The same small woman, dressed in the same grey dress, entered the store, paid no attention to the men, snatched a glass container of milk, and vanished out the door. The men, slightly more prepared this time, quickly followed the woman out of the store. She hurried down the town's main street and the men found themselves having to run to keep up with her. She hastily turned down a dirt path, just at the edge of the woods. This is where the men lost her.

They trekked on further and came to a small cemetery neither of them knew existed. Suddenly, they heard a small noise. Concentrating, they identified it as a baby's cry...it was coming from the ground. The ground from which it was coming from was in front of a fresh gravestone marking the death of a mother and her infant who were buried together. Unsure of what else to do. the men quickly found shovels and exhumed the coffin. The crying became louder as they dug.

When they reached the coffin, they pried off the lid and inside found the small, grey-dressed woman...dead...with a live, crying infant in her arms...and three empty glass containers of milk. The poor child was mistakenly buried alive and the spirit of her deceased mother kept her alive until she was found.



PUMPKIN PIE CHEESECAKE

1 can (16 oz.) of pumpkin

2/3 cup of light brown sugar

1 teaspoon of ground cinnamon

1 teaspoon of ground ginger

1/2 teaspoon of ground nutmeg

1/2 teaspoon of ground cloves

4 eggs, divided

1 cup of evaporated milk

2 teaspoons of vanilla extract, divided

1 deep dish (9-10") unbaked pastry shell

1 pkg. (8 oz.) of cream cheese, softened

1/2 cup of granulated sugar

Preheat oven to 350 degrees. Combine pumpkin, brown sugar, ginger, cinnamon, nutmeg, cloves, 2 slightly beaten eggs, evaporated milk and 1 teaspoon vanilla in large bowl. Pour into 10 inch pastry shell in deep dish pan. Combine cream cheese, sugar, remaining vanilla and 2 slightly beaten eggs in small bowl; beat until smooth. Carefully pour cream cheese mixture over pumpkin filling. (You want the cream cheese mixture to stay on top.) Bake 1 hour, or until knife comes out clean. Chill before serving.
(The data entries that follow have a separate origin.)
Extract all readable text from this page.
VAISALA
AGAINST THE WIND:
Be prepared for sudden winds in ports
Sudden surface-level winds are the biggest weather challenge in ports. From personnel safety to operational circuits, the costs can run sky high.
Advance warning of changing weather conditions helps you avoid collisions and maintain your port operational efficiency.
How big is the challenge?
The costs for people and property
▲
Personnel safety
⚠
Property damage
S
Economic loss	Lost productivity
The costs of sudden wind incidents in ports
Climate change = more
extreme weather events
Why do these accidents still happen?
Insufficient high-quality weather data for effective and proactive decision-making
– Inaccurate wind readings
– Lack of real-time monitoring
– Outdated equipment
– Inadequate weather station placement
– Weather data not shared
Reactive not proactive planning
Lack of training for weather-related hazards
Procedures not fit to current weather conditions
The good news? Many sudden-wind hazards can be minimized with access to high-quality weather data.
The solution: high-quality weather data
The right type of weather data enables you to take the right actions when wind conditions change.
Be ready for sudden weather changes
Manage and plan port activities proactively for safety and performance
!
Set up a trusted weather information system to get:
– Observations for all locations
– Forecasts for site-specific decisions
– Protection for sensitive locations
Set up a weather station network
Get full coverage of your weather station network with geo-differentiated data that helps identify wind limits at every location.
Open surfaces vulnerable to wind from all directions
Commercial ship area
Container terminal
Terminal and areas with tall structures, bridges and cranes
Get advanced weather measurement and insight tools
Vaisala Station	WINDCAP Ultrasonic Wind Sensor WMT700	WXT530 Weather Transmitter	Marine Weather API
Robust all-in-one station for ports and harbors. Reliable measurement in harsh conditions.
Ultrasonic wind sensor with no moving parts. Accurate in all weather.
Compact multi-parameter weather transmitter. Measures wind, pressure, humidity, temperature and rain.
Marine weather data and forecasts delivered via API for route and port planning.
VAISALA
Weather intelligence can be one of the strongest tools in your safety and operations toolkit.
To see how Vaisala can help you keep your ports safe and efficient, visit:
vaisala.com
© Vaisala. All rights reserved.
Note: The flavor improves overnight, so make it a day in advance, if possible.


PUMPKIN PIE BARS


1 (18 1/2 oz.) box of yellow cake mix

1/2 cup of butter or margarine, melted

4 eggs

1 (30 oz.) can of solid pack pumpkin (3 cups)

1 cup of sugar, divided

1/2 cup of light brown sugar (firmly packed)

2/3 cup of evaporated milk

1 1/2 teaspoons of cinnamon

1/2 cup of chopped walnuts

1/4 cup of butter or margarine, softened

Preheat oven to 350 degrees. Grease and flour a 13 x 9 inch baking pan. Remove 1 cup of the cake mix; reserve. In a small bowl, lightly beat 1 egg. In a large bowl, stir together remaining cake mix, melted butter and beaten egg. Press into prepared pan. In a large bowl, lightly beat remaining 3 eggs. Stir in pumpkin, 1/2 cup of the sugar, brown sugar, evaporated milk and cinnamon. Pour over cake mixture in pan. To the 1 cup cake mix, add remaining 1/2 cup sugar, walnuts and softened butter; mix until crumbly. Sprinkle over pumpkin mixture. Bake 50 to 60 minutes. Serve warm or cool.


AMAZING APPLE SMOOTHIE


2 cups apple sauce

1 cup apple cider

1 cup orange juice

2 tablespoons maple syrup

1/2 teaspoons nutmeg

1/2 teaspoons cinnamon

Combine all ingredients in a blender and blend until smooth. Pour into glasses fill with ice and serve.